Socially, it's a different story.
"He hasn't been invited to many birthday parties or anything like that," admits his mother, Debbie Arrington. "He's better now, but he was so aggressive in the earlier years in school. And I think the kids got to where they were afraid of him. It's very sad for Alex, and sad that the other kids don't understand him."
What many people don't understand is that Alex has Asperger's, a disorder on the autism spectrum that particularly affects social interaction.
Twice a week — at school and at home — Alex gets therapy to better learn social skills. Right now, a child can show any six on a list of behaviors to be labeled "autistic" and recieve services.
Under changes being considered by the American Psychological Association, there would have to be specific deficits in social interaction and at least two repetitive behaviors to qualify.
If the criteria for autism disorders is narrowed, Alex may no longer qualify for this help, because he is too smart, and doesn't exhibit repetitive behaviors.
His speech pathologist, Courtney Mullaney, believes that would be a grave error — not just for Alex, but for society.
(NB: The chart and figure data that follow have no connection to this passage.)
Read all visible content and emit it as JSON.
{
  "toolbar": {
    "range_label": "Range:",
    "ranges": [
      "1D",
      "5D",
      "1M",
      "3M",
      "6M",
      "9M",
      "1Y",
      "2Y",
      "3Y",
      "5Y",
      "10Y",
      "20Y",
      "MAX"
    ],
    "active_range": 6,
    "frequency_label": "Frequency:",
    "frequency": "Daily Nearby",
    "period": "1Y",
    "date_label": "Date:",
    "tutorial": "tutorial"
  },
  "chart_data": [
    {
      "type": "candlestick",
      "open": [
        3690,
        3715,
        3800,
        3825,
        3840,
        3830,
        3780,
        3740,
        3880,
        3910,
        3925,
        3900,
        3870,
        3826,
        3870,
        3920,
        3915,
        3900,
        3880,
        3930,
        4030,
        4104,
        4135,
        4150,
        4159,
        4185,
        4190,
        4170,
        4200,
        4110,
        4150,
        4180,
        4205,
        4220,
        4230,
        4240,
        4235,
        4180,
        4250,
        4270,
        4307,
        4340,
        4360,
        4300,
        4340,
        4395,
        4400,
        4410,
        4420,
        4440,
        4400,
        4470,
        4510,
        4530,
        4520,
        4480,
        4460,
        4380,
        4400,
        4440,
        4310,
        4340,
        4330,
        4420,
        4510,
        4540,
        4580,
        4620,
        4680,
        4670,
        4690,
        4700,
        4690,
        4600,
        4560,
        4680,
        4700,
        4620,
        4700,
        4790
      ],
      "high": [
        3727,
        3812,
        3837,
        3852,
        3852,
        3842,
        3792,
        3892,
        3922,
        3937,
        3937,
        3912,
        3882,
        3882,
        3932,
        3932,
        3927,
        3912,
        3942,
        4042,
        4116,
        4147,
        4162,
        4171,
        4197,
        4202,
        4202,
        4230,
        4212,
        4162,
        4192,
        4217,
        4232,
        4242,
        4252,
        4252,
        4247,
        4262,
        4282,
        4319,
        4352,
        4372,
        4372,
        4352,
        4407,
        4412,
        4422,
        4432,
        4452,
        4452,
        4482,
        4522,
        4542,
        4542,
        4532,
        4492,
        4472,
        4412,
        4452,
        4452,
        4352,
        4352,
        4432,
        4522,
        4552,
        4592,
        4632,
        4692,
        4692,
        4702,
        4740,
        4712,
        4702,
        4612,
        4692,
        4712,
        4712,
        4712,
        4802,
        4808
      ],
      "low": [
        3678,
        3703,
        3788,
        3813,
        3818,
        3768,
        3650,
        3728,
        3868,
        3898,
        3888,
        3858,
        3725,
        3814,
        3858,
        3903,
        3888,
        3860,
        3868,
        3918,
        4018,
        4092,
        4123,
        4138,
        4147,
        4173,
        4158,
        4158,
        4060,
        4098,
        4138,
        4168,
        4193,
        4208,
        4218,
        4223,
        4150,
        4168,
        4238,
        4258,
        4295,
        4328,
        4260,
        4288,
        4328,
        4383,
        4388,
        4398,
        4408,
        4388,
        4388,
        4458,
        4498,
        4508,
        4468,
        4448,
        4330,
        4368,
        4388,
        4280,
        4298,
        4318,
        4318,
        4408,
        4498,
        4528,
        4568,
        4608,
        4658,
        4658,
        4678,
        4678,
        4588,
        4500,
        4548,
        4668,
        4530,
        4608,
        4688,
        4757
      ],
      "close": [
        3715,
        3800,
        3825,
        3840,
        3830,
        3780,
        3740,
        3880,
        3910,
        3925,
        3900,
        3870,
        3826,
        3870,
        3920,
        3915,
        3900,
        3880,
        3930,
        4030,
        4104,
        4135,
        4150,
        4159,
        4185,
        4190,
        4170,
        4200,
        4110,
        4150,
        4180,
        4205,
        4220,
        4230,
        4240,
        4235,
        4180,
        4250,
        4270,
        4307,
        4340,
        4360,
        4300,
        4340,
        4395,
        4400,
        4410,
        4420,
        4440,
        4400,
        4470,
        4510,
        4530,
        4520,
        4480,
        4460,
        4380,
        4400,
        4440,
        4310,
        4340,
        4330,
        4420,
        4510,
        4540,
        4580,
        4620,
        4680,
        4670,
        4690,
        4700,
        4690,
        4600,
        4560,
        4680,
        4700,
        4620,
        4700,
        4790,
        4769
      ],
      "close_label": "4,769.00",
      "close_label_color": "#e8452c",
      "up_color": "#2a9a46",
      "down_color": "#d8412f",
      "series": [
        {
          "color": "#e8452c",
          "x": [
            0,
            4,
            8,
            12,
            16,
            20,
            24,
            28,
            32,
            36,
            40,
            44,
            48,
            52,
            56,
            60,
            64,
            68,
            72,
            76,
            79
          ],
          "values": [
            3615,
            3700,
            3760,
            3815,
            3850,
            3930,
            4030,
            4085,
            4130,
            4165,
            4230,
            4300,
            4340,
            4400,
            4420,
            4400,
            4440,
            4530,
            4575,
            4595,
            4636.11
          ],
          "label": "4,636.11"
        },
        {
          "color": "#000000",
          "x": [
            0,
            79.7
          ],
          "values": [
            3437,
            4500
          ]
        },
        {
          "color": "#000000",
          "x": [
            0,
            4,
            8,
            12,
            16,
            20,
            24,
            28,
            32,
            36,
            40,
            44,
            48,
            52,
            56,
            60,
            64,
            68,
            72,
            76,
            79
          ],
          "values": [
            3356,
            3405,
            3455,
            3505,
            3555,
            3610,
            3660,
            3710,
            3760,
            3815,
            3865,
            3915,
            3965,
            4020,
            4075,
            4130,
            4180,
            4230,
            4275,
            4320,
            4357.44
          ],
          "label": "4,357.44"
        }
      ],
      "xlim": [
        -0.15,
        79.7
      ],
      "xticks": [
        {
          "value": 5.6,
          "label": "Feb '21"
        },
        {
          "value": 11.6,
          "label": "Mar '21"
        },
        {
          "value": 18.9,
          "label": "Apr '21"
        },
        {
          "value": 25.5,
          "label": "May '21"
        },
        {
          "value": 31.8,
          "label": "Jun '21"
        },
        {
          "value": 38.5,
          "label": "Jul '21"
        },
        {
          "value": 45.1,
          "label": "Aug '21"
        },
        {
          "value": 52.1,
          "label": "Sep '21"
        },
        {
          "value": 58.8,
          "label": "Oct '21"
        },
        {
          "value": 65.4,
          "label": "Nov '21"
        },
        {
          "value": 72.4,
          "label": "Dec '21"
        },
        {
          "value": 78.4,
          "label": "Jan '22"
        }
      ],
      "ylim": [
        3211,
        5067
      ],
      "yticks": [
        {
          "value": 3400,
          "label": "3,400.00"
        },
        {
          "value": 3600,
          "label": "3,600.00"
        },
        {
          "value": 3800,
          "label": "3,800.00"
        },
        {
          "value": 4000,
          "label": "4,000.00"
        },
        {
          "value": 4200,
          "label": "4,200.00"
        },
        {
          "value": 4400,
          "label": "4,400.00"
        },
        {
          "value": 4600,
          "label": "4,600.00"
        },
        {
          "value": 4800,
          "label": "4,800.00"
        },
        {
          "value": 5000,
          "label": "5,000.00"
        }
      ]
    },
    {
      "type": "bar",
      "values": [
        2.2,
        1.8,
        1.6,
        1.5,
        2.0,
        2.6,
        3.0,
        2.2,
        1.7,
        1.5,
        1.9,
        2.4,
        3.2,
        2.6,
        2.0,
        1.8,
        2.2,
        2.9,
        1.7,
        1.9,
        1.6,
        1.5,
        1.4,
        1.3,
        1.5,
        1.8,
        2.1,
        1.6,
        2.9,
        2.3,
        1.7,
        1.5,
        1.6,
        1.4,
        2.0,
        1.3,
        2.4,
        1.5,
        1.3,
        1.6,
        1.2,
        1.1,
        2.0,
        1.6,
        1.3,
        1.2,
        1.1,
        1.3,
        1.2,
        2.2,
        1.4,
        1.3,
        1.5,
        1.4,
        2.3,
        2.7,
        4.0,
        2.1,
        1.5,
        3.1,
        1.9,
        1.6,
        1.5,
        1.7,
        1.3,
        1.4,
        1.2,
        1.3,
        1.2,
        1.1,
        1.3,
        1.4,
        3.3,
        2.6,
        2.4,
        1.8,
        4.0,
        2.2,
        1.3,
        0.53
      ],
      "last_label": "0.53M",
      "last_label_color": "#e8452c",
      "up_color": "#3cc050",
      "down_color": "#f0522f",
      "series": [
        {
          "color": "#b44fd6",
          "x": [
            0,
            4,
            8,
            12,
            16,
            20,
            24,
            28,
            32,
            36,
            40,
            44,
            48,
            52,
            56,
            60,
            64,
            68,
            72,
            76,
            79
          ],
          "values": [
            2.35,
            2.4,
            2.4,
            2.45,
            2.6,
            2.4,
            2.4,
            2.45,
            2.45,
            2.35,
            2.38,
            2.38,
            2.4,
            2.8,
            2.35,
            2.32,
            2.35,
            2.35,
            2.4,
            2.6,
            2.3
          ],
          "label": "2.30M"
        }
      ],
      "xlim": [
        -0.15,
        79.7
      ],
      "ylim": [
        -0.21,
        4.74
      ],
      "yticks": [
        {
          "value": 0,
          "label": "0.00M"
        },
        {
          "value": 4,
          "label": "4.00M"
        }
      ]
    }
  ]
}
"He is so desperate to have a friend, that he would engage in behavior that could end him in places that he doesn't need to be or in an alternative school," Mullaney said. "So the hope is with good therapy, we're giving him the tools to work through those things."
Mullaney provides therapy in Alex's home, where the surroundings are familiar and non-threatening.
Alex admits that while therapy can be difficult, he sees a difference in himself as a result.
"In the past, I would kick, hit, and bite when I didn't get what I wanted," he said.
Now, when he gets angry, Alex said he thinks of something that makes him happy — like Legos.
About one-third of all people with autism have no paid job experience, college, or technical school seven years after graduating high school, according to a study printed in the June issue of the journal Pediatrics.
Without the current intervention, the Arringtons fear that Alex could add to that statistic, instead of building on the skills he's learning now to become a productive adult.